Amin J (Voi High Court) in JAMES MAKERE DULLU V REPUBLIC  EKLR held that the decision of the magistrate in granting a 20 year sentence was in order as the court took into consideration the fact that the elephant was endangered, which was a “further aggravating feature” affecting the sentencing even though the charge was under a different section of the Act but they were to be read together.

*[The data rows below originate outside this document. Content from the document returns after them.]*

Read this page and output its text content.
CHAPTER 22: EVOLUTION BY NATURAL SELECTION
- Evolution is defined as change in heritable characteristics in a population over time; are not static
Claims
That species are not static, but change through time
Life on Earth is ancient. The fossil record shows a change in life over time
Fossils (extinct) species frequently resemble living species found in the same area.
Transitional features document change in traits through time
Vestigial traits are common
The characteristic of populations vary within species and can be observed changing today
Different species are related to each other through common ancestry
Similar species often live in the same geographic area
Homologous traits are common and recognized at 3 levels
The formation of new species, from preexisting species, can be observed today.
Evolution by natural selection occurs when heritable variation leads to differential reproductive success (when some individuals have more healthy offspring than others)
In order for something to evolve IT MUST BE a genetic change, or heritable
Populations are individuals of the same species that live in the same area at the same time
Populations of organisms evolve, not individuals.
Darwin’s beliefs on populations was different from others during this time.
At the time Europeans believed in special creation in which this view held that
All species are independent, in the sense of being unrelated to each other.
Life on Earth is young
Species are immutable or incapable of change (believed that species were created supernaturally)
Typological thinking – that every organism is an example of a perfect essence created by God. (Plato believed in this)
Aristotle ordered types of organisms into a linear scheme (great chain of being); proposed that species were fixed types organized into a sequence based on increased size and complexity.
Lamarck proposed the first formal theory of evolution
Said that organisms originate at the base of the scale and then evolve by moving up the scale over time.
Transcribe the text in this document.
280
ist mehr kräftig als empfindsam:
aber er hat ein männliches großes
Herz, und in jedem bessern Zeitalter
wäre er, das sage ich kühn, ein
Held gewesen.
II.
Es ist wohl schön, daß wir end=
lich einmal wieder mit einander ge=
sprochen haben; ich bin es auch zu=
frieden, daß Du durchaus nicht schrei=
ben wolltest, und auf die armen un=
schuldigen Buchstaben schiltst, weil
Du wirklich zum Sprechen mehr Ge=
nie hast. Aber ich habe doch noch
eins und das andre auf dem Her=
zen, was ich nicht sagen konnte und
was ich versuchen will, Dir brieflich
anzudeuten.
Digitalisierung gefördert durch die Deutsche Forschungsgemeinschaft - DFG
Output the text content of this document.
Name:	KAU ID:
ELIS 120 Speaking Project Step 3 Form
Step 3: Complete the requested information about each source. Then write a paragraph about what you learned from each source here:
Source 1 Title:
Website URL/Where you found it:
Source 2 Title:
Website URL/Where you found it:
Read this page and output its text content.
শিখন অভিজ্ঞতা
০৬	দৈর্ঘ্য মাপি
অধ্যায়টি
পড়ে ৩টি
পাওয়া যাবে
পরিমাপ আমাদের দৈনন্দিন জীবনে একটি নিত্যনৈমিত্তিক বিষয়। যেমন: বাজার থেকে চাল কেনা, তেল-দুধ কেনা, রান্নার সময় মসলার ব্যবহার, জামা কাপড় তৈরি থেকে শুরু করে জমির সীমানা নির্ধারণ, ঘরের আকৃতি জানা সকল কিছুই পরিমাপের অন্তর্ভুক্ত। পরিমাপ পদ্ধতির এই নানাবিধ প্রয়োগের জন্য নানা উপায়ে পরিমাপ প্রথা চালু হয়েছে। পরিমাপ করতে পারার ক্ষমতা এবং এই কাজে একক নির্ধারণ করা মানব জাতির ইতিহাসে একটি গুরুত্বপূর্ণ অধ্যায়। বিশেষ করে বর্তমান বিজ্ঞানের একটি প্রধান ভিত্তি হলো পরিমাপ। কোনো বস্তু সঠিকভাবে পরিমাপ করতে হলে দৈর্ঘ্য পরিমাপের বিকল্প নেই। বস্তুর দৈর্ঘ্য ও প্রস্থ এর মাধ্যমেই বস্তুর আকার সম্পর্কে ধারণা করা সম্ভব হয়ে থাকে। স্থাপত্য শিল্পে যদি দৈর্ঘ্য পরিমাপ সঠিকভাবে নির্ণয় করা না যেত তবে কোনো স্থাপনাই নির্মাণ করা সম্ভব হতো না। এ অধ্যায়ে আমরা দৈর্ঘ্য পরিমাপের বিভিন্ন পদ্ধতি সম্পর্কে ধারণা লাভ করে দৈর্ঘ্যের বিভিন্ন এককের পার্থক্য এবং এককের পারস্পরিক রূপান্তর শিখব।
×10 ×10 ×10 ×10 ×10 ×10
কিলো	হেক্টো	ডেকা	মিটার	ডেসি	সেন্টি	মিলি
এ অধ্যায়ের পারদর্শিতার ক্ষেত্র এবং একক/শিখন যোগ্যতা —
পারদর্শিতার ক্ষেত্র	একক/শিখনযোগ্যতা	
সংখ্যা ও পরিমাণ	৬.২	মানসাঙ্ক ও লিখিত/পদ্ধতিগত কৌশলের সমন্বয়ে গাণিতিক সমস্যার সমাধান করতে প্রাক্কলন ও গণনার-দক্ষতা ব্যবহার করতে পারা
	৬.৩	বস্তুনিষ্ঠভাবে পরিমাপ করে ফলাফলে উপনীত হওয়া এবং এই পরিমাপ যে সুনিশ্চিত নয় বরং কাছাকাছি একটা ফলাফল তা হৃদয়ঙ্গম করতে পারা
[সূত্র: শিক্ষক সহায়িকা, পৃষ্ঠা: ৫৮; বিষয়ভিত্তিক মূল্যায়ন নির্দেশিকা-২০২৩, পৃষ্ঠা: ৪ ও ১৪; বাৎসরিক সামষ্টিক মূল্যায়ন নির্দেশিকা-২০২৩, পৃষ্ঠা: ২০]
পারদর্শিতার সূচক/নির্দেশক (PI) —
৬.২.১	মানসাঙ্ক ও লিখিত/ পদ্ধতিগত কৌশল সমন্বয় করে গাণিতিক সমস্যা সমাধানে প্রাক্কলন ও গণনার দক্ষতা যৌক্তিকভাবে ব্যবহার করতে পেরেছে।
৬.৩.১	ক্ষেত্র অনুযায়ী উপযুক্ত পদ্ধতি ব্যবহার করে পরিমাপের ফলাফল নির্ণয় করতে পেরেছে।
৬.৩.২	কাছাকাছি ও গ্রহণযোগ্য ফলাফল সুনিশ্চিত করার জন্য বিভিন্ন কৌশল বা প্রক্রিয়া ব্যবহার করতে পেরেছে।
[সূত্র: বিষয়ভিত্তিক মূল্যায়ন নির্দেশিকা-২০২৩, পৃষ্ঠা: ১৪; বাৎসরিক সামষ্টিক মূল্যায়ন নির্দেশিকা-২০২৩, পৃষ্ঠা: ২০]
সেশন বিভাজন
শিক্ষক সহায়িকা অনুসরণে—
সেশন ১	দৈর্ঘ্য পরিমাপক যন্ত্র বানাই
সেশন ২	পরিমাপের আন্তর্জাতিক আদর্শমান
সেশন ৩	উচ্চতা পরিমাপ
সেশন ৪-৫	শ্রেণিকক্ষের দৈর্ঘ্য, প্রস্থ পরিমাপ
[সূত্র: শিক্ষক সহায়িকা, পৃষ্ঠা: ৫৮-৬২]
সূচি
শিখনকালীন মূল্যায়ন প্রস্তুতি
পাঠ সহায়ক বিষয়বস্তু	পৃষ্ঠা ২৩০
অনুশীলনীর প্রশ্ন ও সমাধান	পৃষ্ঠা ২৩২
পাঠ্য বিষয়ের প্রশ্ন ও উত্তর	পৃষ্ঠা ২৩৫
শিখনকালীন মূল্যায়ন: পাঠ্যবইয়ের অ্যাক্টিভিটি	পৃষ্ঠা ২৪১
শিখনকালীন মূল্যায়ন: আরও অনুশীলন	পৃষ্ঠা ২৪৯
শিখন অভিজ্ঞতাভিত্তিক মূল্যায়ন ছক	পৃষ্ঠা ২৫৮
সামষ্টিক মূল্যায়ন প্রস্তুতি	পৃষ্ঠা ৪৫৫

This court has discretion in sentencing. Although the accused were not charged under Section 92 of the Act, the wording of the section states that any person who commits an offence in respect of endangered or threatened species- and prescribes a sentence. Possession of such trophies is an aggravating factor. The victim impact statement which was presented before the trial magistrate clearly stated that the trophies were from an endangered and threatened species. The trial magistrate did take into consideration the aggravating factor that the tusks were from an endangered species. The fine imposed was the bare minimum and the sentence of one year imprisonment was not deterrent. Schedule- 6 of the Act lists Loxodonta Africana- African Elephant as critically endangered, vulnerable and nearly threatened and protected species. The punishment is prescribed under Section 92. The accused were not charged under Section 92. I however note that considering the sentence under Section 92 the sentence imposed by the trial magistrate, it was very lenient compared to the punishment prescribed for the offence. I agree with the applicant that the trial magistrate failed to consider the extra aggravating factor. If it had considered the factors, it would have imposed a more severe sentence.
Under Section 95 an accused person is liable upon conviction to a fine or imprisonment or to both such imprisonment and fine. I will review the sentence imposed by the trial magistrate and set it aside. I sentence the accused persons to pay a fine of Kshs.1,000,000 in default one year imprisonment and in addition to serve six years imprisonment each. The sentence to run from 22nd September 2020.
Dated, signed and delivered at Chuka this 17th day of December 2020.